Preferred qualifications:

  • Bachelor of Science degree in engineering/technology field
  • Knowledgeable in Quality System Regulations, Medical Device Regulation, and ISO13485 Quality Standards
  • Experience in Medical Device industry
  • Experience on an automated/high-volume line
  • Comfort speaking to groups of individuals including divisional senior leaders; presentation skills that comfortably and concisely translate performance and issues to peer and senior management audiences
  • Demonstrated effective change leadership and results-oriented focus
  • Demonstrated problem-solving & data analysis capabilities

Among other requirements, Boston Scientific maintains specific prohibited substance testing requirements for safety-sensitive positions. This role is deemed safety-sensitive and, as such, candidates will be subject to a drug test as a pre-employment requirement. The goal of the drug testing is to increase workplace safety in compliance with the applicable law.

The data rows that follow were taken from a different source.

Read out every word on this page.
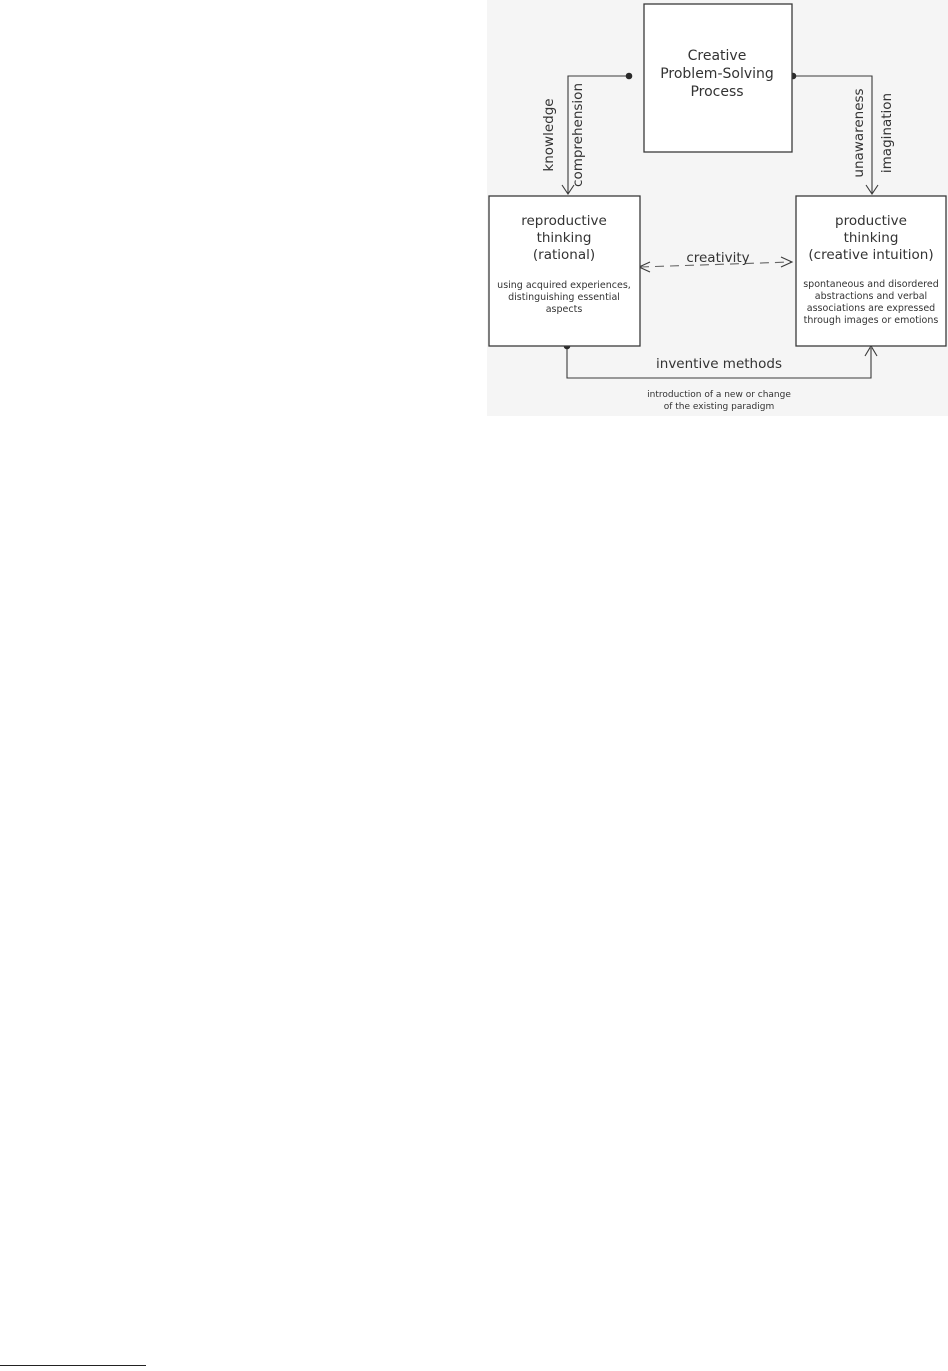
Creative
Problem-Solving
Process
reproductive
thinking
(rational)
using acquired experiences,
distinguishing essential
aspects
productive
thinking
(creative intuition)
spontaneous and disordered
abstractions and verbal
associations are expressed
through images or emotions
knowledge comprehension	unawareness imagination
creativity
inventive methods
introduction of a new or change
of the existing paradigm
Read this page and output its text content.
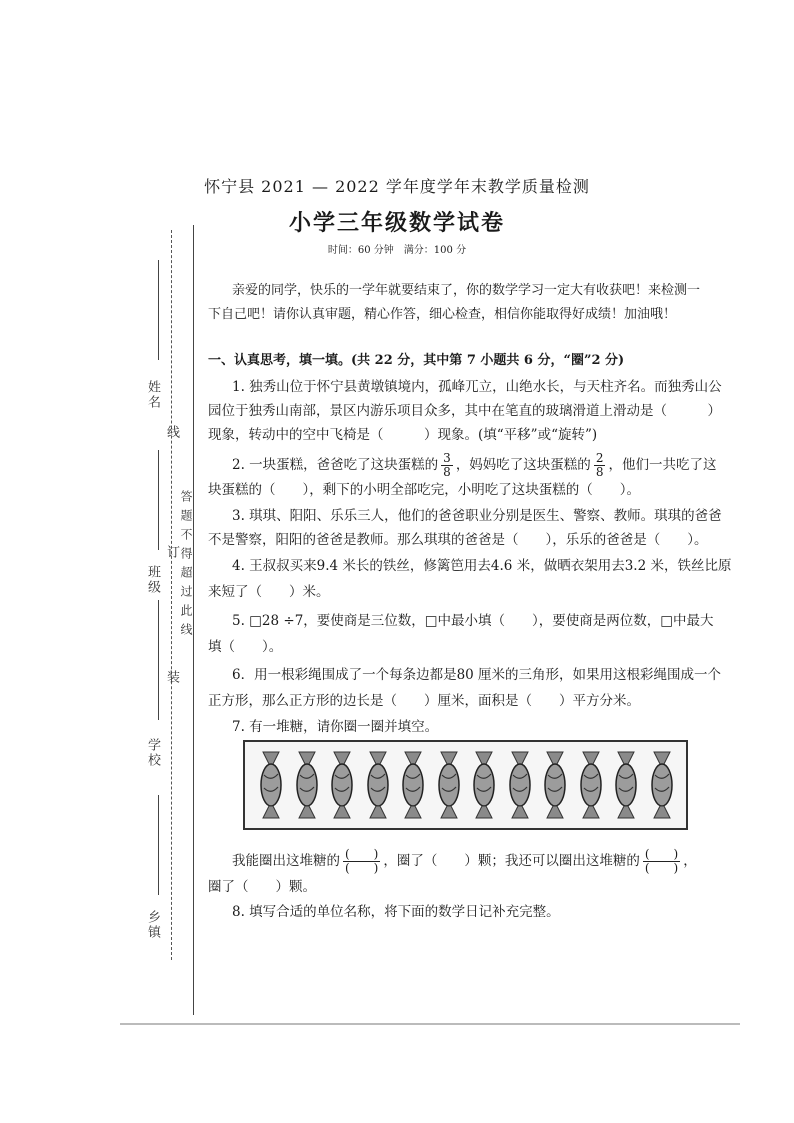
姓名
线
班级
订 答题不得超过此线
装
学校
乡镇
怀宁县 2021 — 2022 学年度学年末教学质量检测
小学三年级数学试卷
时间：60 分钟　满分：100 分
亲爱的同学，快乐的一学年就要结束了，你的数学学习一定大有收获吧！来检测一
下自己吧！请你认真审题，精心作答，细心检查，相信你能取得好成绩！加油哦！
一、认真思考，填一填。(共 22 分，其中第 7 小题共 6 分，“圈”2 分)
1. 独秀山位于怀宁县黄墩镇境内，孤峰兀立，山绝水长，与天柱齐名。而独秀山公
园位于独秀山南部，景区内游乐项目众多，其中在笔直的玻璃滑道上滑动是（　　　）
现象，转动中的空中飞椅是（　　　）现象。(填“平移”或“旋转”)
2. 一块蛋糕，爸爸吃了这块蛋糕的 $\frac{3}{8}$ ，妈妈吃了这块蛋糕的 $\frac{2}{8}$ ，他们一共吃了这
块蛋糕的（　　），剩下的小明全部吃完，小明吃了这块蛋糕的（　　）。
3. 琪琪、阳阳、乐乐三人，他们的爸爸职业分别是医生、警察、教师。琪琪的爸爸
不是警察，阳阳的爸爸是教师。那么琪琪的爸爸是（　　），乐乐的爸爸是（　　）。
4. 王叔叔买来9.4 米长的铁丝，修篱笆用去4.6 米，做晒衣架用去3.2 米，铁丝比原
来短了（　　）米。
5. □28 ÷7，要使商是三位数，□中最小填（　　），要使商是两位数，□中最大
填（　　）。
6．用一根彩绳围成了一个每条边都是80 厘米的三角形，如果用这根彩绳围成一个
正方形，那么正方形的边长是（　　）厘米，面积是（　　）平方分米。
7. 有一堆糖，请你圈一圈并填空。
我能圈出这堆糖的 $\frac{( )}{( )}$ ，圈了（　　）颗；我还可以圈出这堆糖的 $\frac{( )}{( )}$ ，
圈了（　　）颗。
8. 填写合适的单位名称，将下面的数学日记补充完整。
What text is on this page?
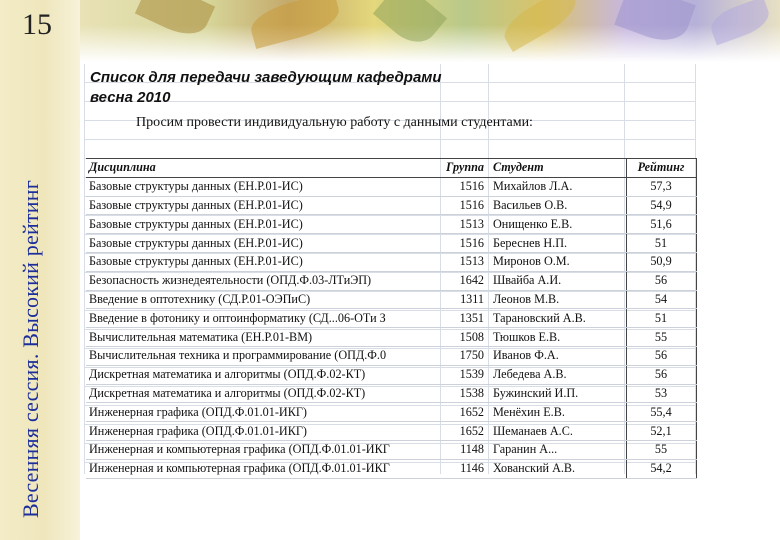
15
Весенняя сессия. Высокий рейтинг
Список для передачи заведующим кафедрами
весна 2010
Просим провести индивидуальную работу с данными студентами:
Дисциплина	Группа	Студент	Рейтинг
Базовые структуры данных (ЕН.Р.01-ИС)	1516	Михайлов Л.А.	57,3
Базовые структуры данных (ЕН.Р.01-ИС)	1516	Васильев О.В.	54,9
Базовые структуры данных (ЕН.Р.01-ИС)	1513	Онищенко Е.В.	51,6
Базовые структуры данных (ЕН.Р.01-ИС)	1516	Береснев Н.П.	51
Базовые структуры данных (ЕН.Р.01-ИС)	1513	Миронов О.М.	50,9
Безопасность жизнедеятельности (ОПД.Ф.03-ЛТиЭП)	1642	Швайба А.И.	56
Введение в оптотехнику (СД.Р.01-ОЭПиС)	1311	Леонов М.В.	54
Введение в фотонику и оптоинформатику (СД...06-ОТи З	1351	Тарановский А.В.	51
Вычислительная математика (ЕН.Р.01-ВМ)	1508	Тюшков Е.В.	55
Вычислительная техника и программирование (ОПД.Ф.0	1750	Иванов Ф.А.	56
Дискретная математика и алгоритмы (ОПД.Ф.02-КТ)	1539	Лебедева А.В.	56
Дискретная математика и алгоритмы (ОПД.Ф.02-КТ)	1538	Бужинский И.П.	53
Инженерная графика (ОПД.Ф.01.01-ИКГ)	1652	Менёхин Е.В.	55,4
Инженерная графика (ОПД.Ф.01.01-ИКГ)	1652	Шеманаев А.С.	52,1
Инженерная и компьютерная графика (ОПД.Ф.01.01-ИКГ	1148	Гаранин А...	55
Инженерная и компьютерная графика (ОПД.Ф.01.01-ИКГ	1146	Хованский А.В.	54,2
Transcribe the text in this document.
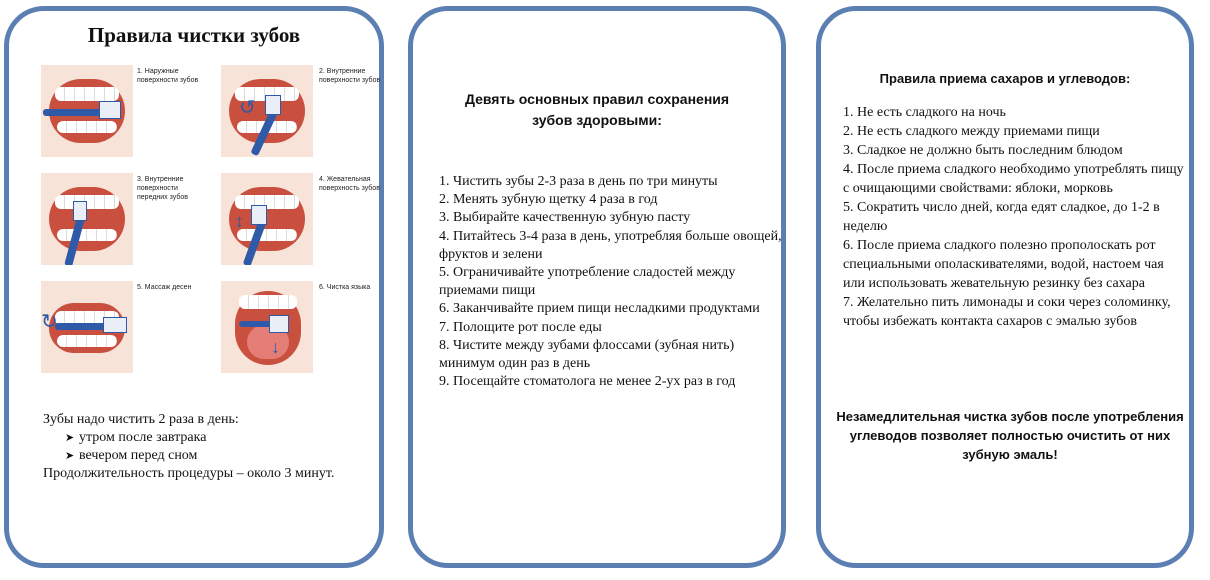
Правила чистки зубов
1. Наружные поверхности зубов
↺
2. Внутренние поверхности зубов
3. Внутренние поверхности передних зубов
↕
4. Жевательная поверхность зубов
↻
5. Массаж десен
↓
6. Чистка языка
Зубы надо чистить 2 раза в день:
➤ утром после завтрака
➤ вечером перед сном
Продолжительность процедуры – около 3 минут.
Девять основных правил сохранения зубов здоровыми:
1. Чистить зубы 2-3 раза в день по три минуты
2. Менять зубную щетку 4 раза в год
3. Выбирайте качественную зубную пасту
4. Питайтесь 3-4 раза в день, употребляя больше овощей, фруктов и зелени
5. Ограничивайте употребление сладостей между приемами пищи
6. Заканчивайте прием пищи несладкими продуктами
7. Полощите рот после еды
8. Чистите между зубами флоссами (зубная нить) минимум один раз в день
9. Посещайте стоматолога не менее 2-ух раз в год
Правила приема сахаров и углеводов:
1. Не есть сладкого на ночь
2. Не есть сладкого между приемами пищи
3. Сладкое не должно быть последним блюдом
4. После приема сладкого необходимо употреблять пищу с очищающими свойствами: яблоки, морковь
5. Сократить число дней, когда едят сладкое, до 1-2 в неделю
6. После приема сладкого полезно прополоскать рот специальными ополаскивателями, водой, настоем чая или использовать жевательную резинку без сахара
7. Желательно пить лимонады и соки через соломинку, чтобы избежать контакта сахаров с эмалью зубов
Незамедлительная чистка зубов после употребления углеводов позволяет полностью очистить от них зубную эмаль!
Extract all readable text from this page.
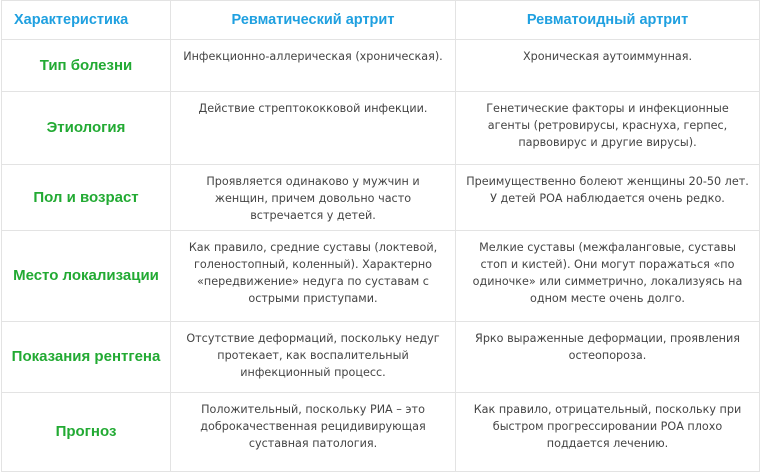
Характеристика	Ревматический артрит	Ревматоидный артрит
Тип болезни	Инфекционно-аллерическая (хроническая).	Хроническая аутоиммунная.
Этиология	Действие стрептококковой инфекции.	Генетические факторы и инфекционные агенты (ретровирусы, краснуха, герпес, парвовирус и другие вирусы).
Пол и возраст	Проявляется одинаково у мужчин и женщин, причем довольно часто встречается у детей.	Преимущественно болеют женщины 20-50 лет. У детей РОА наблюдается очень редко.
Место локализации	Как правило, средние суставы (локтевой, голеностопный, коленный). Характерно «передвижение» недуга по суставам с острыми приступами.	Мелкие суставы (межфаланговые, суставы стоп и кистей). Они могут поражаться «по одиночке» или симметрично, локализуясь на одном месте очень долго.
Показания рентгена	Отсутствие деформаций, поскольку недуг протекает, как воспалительный инфекционный процесс.	Ярко выраженные деформации, проявления остеопороза.
Прогноз	Положительный, поскольку РИА – это доброкачественная рецидивирующая суставная патология.	Как правило, отрицательный, поскольку при быстром прогрессировании РОА плохо поддается лечению.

Please be advised that certain US based positions, including without limitation field sales and service positions that call on hospitals and/or health care centers, require acceptable proof of COVID-19 vaccination status. Candidates will be notified during the interview and selection process if the role(s) for which they have applied require proof of vaccination as a condition of employment. Boston Scientific continues to evaluate its policies and protocols regarding the COVID-19 vaccine and will comply with all applicable state and federal law and healthcare credentialing requirements. As employees of the Company, you will be expected to meet the ongoing requirements for your roles, including any new requirements, should the Company’s policies or protocols change with regard to COVID-19 vaccination.